Il est possible de regarder ce long métrage avec au moins trois regards.
Le premier est esthétique : les paysages filmés sont de toutes beautés. Ils sont même sublimes, le film semblant s’assimiler presque à un spot faisant la promotion de ce chemin de Compostelle fréquenté par près de 500 000 marcheurs (contre 50 000 en 2 000). C’est devenu très tendance de cheminer le long de ces 1500 kilomètres. Avec pour chacun une quête qui lui appartient : se retrouver, se dépasser, (re)nouer avec sa foi.
Second regard, une comédie au scénario rebondissant depuis des rencontres improbables jusqu'à des expériences incertaines, en passant par des épisodes surprenants. Le rythme tient en haleine, en alternant le cocasse, la tendresse et le conflictuel. A la comédie se mêle à la tragédie, sans que l’on sache s’il faut rire ou pleurer, s’émouvoir ou blâmer, se réjouir ou déplorer. C’est peut-être le paradoxe qui peut s’emparer du spectateur qui est le plus gênant. Difficile de choisir entre l’ange et le démon, alors même qu’ils sont fondus dans le même personnage.

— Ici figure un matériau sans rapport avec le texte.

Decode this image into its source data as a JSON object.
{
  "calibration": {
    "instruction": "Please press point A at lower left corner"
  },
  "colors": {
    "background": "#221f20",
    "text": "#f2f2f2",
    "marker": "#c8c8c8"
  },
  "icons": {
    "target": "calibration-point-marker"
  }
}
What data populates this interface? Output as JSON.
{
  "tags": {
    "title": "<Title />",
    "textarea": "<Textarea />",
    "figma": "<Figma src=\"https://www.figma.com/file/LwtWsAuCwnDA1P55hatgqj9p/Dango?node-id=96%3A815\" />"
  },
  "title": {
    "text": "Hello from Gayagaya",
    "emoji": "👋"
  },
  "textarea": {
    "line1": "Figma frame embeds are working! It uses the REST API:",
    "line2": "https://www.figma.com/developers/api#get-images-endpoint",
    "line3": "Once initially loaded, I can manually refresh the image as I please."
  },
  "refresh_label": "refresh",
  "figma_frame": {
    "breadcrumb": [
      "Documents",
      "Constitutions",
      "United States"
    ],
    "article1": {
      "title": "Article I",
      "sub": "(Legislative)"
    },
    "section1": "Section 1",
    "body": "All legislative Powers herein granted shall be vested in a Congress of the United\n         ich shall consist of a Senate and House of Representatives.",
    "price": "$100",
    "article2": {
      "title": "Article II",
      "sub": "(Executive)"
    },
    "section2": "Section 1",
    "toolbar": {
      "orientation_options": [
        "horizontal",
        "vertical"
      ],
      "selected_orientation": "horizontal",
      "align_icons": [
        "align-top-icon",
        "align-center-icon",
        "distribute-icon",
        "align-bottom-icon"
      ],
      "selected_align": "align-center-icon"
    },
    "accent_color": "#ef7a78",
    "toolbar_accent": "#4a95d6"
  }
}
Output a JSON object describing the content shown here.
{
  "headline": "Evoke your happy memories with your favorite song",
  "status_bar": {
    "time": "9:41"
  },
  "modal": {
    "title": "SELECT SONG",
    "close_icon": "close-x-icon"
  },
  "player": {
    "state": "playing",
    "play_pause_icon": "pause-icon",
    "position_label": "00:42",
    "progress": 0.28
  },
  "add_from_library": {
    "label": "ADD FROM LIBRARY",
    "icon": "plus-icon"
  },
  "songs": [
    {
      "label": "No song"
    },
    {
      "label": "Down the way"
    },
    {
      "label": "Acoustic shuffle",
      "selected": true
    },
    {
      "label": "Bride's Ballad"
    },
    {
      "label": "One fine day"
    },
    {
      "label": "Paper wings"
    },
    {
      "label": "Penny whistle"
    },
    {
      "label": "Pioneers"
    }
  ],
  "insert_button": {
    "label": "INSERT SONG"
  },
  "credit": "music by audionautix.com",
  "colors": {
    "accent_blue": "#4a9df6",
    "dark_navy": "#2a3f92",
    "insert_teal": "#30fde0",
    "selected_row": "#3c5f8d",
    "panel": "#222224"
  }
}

Troisième regard : celui du professionnel. La violence d’Adam qui trouve sa source dans la quête d’une mère abandonnique est très réaliste. Ses rencontres le long du chemin, aussi invraisemblables soient-elles au premier abord, sont tout à fait crédibles. Le séjour de rupture n’est pas un renfermement sur soi-même, mais une démarche à la rencontre d’autrui. Et il est fréquent qu’elles se déroulent dans un contexte sortant de l’ordinaire. La métamorphose du jeune délinquant est fréquente dans les témoignages vécus. Difficile à croire pour le candide, elle trouve pourtant sa source dans la plasticité de l’adolescence, âge de recherche de sa voie. La renarcisisation, la reprise de confiance en soi, la reconquête de l’estime de soi permettent souvent de modifier profondément une vie. Autre ressort tout aussi classique : la relation affective qui se tisse entre l’accompagnatrice et son jeune marcheur articulée avec l’agressivité extrême qu’elle reçoit. Sans oublier qu’elle se répare autant qu’elle cherche à réparer l’adolescent.
Pourtant, le scénario tourne à l’incohérence quand il se termine par une audience caricaturale chez le juge des enfants, une finalisation invraisemblable de la marche de rupture et une destinée miraculeuse du jeune Adam. Il est vrai que tout peut arriver à l’issue de ces séjours, même l’incroyable. Mais cette fin bâclée et simpliste gâche un projet qui aurait pu être pédagogique et qui se termine d’une manière un peu trop à la happy-end américaine. Commencé comme un drame social, le film s’achève plutôt sur une conclusion maladroite, artificielle et superficielle qui peut provoquer le malaise.
Il est possible d’apprécier ce film pour son esthétique, pour la comédie qu’il met en œuvre, pour l’illustration qu’il donne du chemin de Compostelle. Mais permet-il de bien, comprendre ce qu’est une marche de rupture ? Je m’interroge.